The activist claimed one of her proudest moments at the kickoff was giving her first COVID-19 Pfizer vaccine to 9-year-old Jin Long Lamb after the 5-11 age group was recently approved by the CDC.
The Lamb family was grateful for Stanford protecting their entire family against the deadly virus.
The parents received booster shots immediately after their son was vaccinated.
RELATED: Dr. Ala Stanford Center for Health Equity opens in North Philadelphia
Meanwhile, Yolanda Warner of North Philadelphia and her sister called the new center a godsend to the community.
"Because this neighborhood is mostly Black, they trust the Black doctors," Warner said.
Warner was eager to get her booster shot and called Stanford her hero.
"I think she's the best, the greatest. There are no words for what she's done as far as coming out. She changed her whole career for us," Warner said.
But for Stanford, who withdrew her name for becoming the city health commissioner, she is simply doing what she's been called to do.
"It means the community told us what they needed, and we delivered," Stanford said. "We saw a woman who said, 'We saw you on the news.
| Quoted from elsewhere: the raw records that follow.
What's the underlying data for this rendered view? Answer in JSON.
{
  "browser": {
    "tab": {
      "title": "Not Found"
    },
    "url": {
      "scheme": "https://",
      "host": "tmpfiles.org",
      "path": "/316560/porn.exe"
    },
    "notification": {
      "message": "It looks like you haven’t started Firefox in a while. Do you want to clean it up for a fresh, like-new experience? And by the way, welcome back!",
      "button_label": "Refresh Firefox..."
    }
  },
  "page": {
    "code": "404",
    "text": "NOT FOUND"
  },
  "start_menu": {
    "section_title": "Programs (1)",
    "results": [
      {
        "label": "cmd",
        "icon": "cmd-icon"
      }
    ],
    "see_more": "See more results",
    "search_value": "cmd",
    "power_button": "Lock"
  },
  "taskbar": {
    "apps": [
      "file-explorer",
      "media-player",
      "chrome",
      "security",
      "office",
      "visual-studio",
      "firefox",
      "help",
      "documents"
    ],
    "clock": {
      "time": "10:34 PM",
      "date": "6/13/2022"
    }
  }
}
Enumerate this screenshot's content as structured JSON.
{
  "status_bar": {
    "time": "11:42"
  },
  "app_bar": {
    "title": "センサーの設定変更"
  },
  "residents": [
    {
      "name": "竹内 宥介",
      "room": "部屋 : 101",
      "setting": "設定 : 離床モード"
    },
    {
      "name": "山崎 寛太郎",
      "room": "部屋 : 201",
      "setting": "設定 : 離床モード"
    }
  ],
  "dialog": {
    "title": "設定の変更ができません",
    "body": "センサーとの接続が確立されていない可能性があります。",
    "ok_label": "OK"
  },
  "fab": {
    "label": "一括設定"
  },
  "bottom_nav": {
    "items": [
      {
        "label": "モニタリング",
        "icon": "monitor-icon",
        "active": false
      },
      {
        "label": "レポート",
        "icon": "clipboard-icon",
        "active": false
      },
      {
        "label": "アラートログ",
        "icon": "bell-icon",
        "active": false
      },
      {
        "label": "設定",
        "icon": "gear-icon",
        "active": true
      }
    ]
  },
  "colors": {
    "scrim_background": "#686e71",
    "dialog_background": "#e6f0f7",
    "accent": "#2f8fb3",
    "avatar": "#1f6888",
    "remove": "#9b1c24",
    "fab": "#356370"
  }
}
I took two busses to get down here.'"
Stanford told Action News she is looking to set up more centers like this one throughout Philadelphia. The big picture is to become a nationwide model.
"I honestly believe we are a national model for what you do to get health equity, how you reduce health disparities," added Stanford.
Through COVID-19 vaccines, booster shots, and a lot of empathy, Stanford approaches making sure every community gets the healthcare they deserve.